- Born: July 18, 1905 Trieste, Italy
- Died: December 8, 1961 (aged 56) Narni, Italy
- Occupation: Surgeon

= Geppino Micheletti =

Italian doctor (1905-1961)

Geppino Micheletti (July 18, 1905 – December 8, 1961) was an Italian doctor active in Pula at the end of the Second World War, and then in Narni.

In 1947 he was awarded the Silver Medal for Civil Valor and the Great Gold Medal of the Municipality of Pula. He is remembered for having operated on the wounded from the Vergarola explosion continuously for over 24 hours on Sunday, August 18, 1946.

The son of Giuseppe Michelstadter and Irma Mejer, who was of Jewish origin, Micheletti was a cousin of the Gorizia philosopher Carlo Michelstaedter. He studied in Turin, qualified in Milan, and specialized in surgery in Bologna. He settled in Pula in the 1920s. During the Second World War, from 1941 to 1943 he was director of the 41st auxiliary surgical group stationed in Croatia, and he was decorated with three War Merit Crosses. In the Vergarolla explosion he lost not only his brother Alberto and his sister-in-law, but also his only two children, Carlo and Renzo, ages 5 and 9, who had gone to the beach like many other children for a traditional swimming competition. Carlo's body was found, but only one shoe remained from Renzo.
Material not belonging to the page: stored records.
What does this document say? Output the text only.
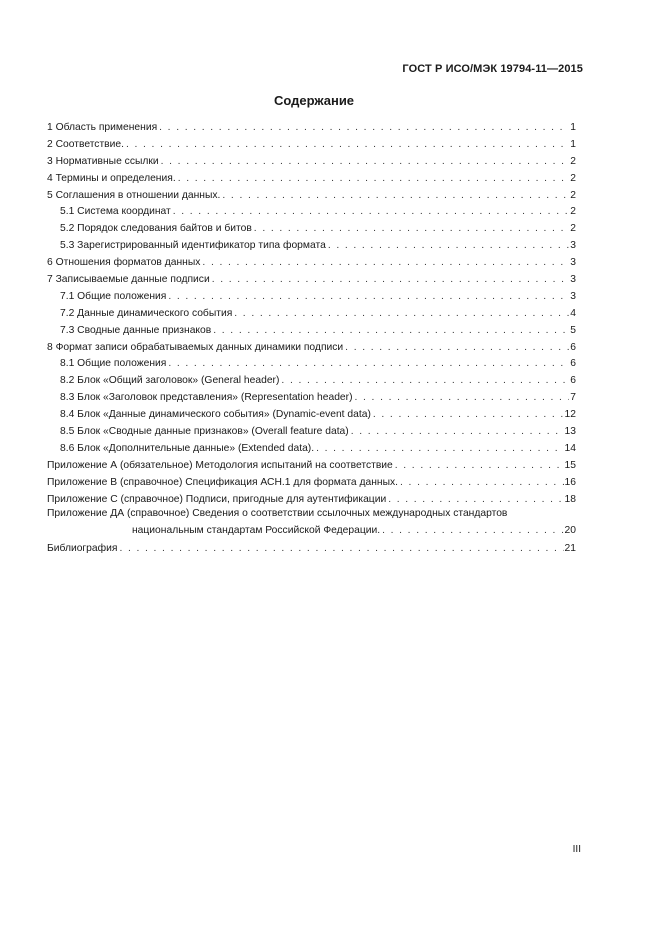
ГОСТ Р ИСО/МЭК 19794-11—2015
Содержание
1 Область применения . . .	1
2 Соответствие. . . .	1
3 Нормативные ссылки . . .	2
4 Термины и определения. . . .	2
5 Соглашения в отношении данных. . . .	2
5.1 Система координат . . .	2
5.2 Порядок следования байтов и битов . . .	2
5.3 Зарегистрированный идентификатор типа формата . . .	3
6 Отношения форматов данных . . .	3
7 Записываемые данные подписи . . .	3
7.1 Общие положения . . .	3
7.2 Данные динамического события . . .	4
7.3 Сводные данные признаков . . .	5
8 Формат записи обрабатываемых данных динамики подписи . . .	6
8.1 Общие положения . . .	6
8.2 Блок «Общий заголовок» (General header) . . .	6
8.3 Блок «Заголовок представления» (Representation header) . . .	7
8.4 Блок «Данные динамического события» (Dynamic-event data) . . .	12
8.5 Блок «Сводные данные признаков» (Overall feature data) . . .	13
8.6 Блок «Дополнительные данные» (Extended data). . . .	14
Приложение А (обязательное) Методология испытаний на соответствие . . .	15
Приложение В (справочное) Спецификация АСН.1 для формата данных. . . .	16
Приложение С (справочное) Подписи, пригодные для аутентификации . . .	18
Приложение ДА (справочное) Сведения о соответствии ссылочных международных стандартов
национальным стандартам Российской Федерации. . . .	20
Библиография . . .	21
III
Despite being informed of their fate, he continued to take care of seriously injured and maimed patients for more than 24 hours at Santorio Santorio Provincial Hospital in Pula.

Following the peace treaty, Geppino Micheletti left Pula with his wife Jolanda in March 1947, after being commended for duty by the Red Cross as indispensable, and having coordinated the evacuation of hospitalized patients. In June 1947 of the same year he found work in Narni, Umbria. He remained there and practiced surgery for 14 years, until his death following a postoperative embolism.

A plaque installed at Rosmini Square (Piazzale Rosmini) in 2008 in Trieste commemorates Micheletti. Next to the memorial stone commemorating the Vergarola explosion at the Pula Cathedral there is also a small memorial stone with his image. The Croatian Post Office paid tribute to Micheletti in 2010 with a commemorative cancellation.